For $\{(x_1^1, x_1^2,...,x_1^n,y_1), (x_2^1, x_2^2,...,x_2^n,y_2), ..., (x_m^1, x_m^2,...,x_m^n,y_m)\}$ , find hyperplane $\theta_0 + \theta_1x_1 + \theta_2x_2 + ... + \theta_nx_n = 0$ which can divide the data into two parts.

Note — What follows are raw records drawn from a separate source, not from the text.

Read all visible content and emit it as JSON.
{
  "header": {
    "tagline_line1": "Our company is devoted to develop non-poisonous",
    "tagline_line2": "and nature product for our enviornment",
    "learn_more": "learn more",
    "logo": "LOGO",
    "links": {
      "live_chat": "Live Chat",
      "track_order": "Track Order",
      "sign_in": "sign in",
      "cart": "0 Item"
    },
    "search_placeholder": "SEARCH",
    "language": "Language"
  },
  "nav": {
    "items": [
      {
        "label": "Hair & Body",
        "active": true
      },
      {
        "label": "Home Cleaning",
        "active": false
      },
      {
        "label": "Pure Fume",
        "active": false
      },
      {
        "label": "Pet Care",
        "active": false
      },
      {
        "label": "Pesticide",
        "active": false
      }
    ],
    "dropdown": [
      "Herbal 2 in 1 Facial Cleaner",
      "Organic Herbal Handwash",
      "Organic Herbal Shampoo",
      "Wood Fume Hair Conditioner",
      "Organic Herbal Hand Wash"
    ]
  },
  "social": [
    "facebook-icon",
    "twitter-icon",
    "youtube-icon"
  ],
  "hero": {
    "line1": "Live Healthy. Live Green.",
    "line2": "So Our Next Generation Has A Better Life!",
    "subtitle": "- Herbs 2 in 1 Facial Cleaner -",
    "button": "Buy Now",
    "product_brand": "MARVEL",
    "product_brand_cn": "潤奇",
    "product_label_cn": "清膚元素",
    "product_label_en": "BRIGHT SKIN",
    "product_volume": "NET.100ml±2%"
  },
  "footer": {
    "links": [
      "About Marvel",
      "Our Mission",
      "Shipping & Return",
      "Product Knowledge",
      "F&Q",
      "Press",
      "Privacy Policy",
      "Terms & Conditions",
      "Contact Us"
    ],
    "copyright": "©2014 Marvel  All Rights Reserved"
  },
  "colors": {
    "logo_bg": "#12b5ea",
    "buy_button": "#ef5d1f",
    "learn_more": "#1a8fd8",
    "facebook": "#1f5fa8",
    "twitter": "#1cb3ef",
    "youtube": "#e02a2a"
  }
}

The percetron can defined as:

$\psi(\boldsymbol{x}) = rsign(\theta^T\boldsymbol{x})$

where:

$rsign(x) = \begin{cases} +1, & \text{if $x \geq 0$}\\ -1, & \text{otherwise} \end{cases}$

The distance between $x_i$ and hyperplane is

$\frac{1}{\left\|\theta\right\|_2} \vert \theta^T\boldsymbol{x}_i \vert$

As we know:

$y_i \theta^T\boldsymbol{x}_i < 0$

so the distance is:

$- \frac{1}{\left\|\theta\right\|_2} y_i \theta^T\boldsymbol{x}_i$

For error set $M$ , we define the loss function:

$J(\theta) = - \frac{1}{\left\|\theta\right\|_2} \sum\limits_{(\boldsymbol{x_i}, y_i) \in M} y_i \theta^T\boldsymbol{x}_i \Leftrightarrow - \sum\limits_{(\boldsymbol{x_i}, y_i) \in M} y_i \theta^T\boldsymbol{x}_i$

Gradient(partial derivative of $\theta_i$ ):

$\frac{\partial}{\partial\theta_i}J(\theta) = -\sum\limits_{(\boldsymbol{x_i}, y_i) \in M} y_i \theta^T\boldsymbol{x}_i$

Using random gradient descent:

$\theta = \theta + \alpha y_i \boldsymbol{x}_i$

Dual Form

Assume $(\boldsymbol{x}_i, y_i)$ is used $k_i$ times when update $\theta$ , at last $\theta$ is:

$\theta_i = \alpha \sum\limits_{i=1}^{m}k_i\boldsymbol{x}_iy_i$

so if we know $k_i$ ,

$\psi(\boldsymbol{x_i}) = rsign(\alpha \sum\limits_{j=1}^{m}y_jk_j(\boldsymbol{x}_j, \boldsymbol{x}_i))$

Then the dual form is updating $k_i$ :

$\begin{cases} k_i = k_i + 1, & \text{if $ y_i \alpha \sum\limits_{j=1}^{m}y_jk_j(\boldsymbol{x}_j, \boldsymbol{x}_i) \leq 0 $} \\ i = i + 1, & \text{otherwise} \end{cases}$

Code

class Perceptron:
    def __init__(self):
        pass

    def fit(self, X, y, alpha=0.001, loop=1000):
        n_sample, n_feature = X.shape
        times = np.zeros(n_sample)
        gram = np.dot(X, X.T)
        for _ in range(loop):
            has_error = False
            for i in range(n_sample):
                if (y[i] * np.dot(alpha * times * y, gram[:, i])) <= 0:
                    has_error = True
                    times[i] += 1
            if not has_error:
                break
        self.theta = np.dot(alpha * times * y, X)
        return self

    def predict(self, X):
        return np.dot(X, self.theta)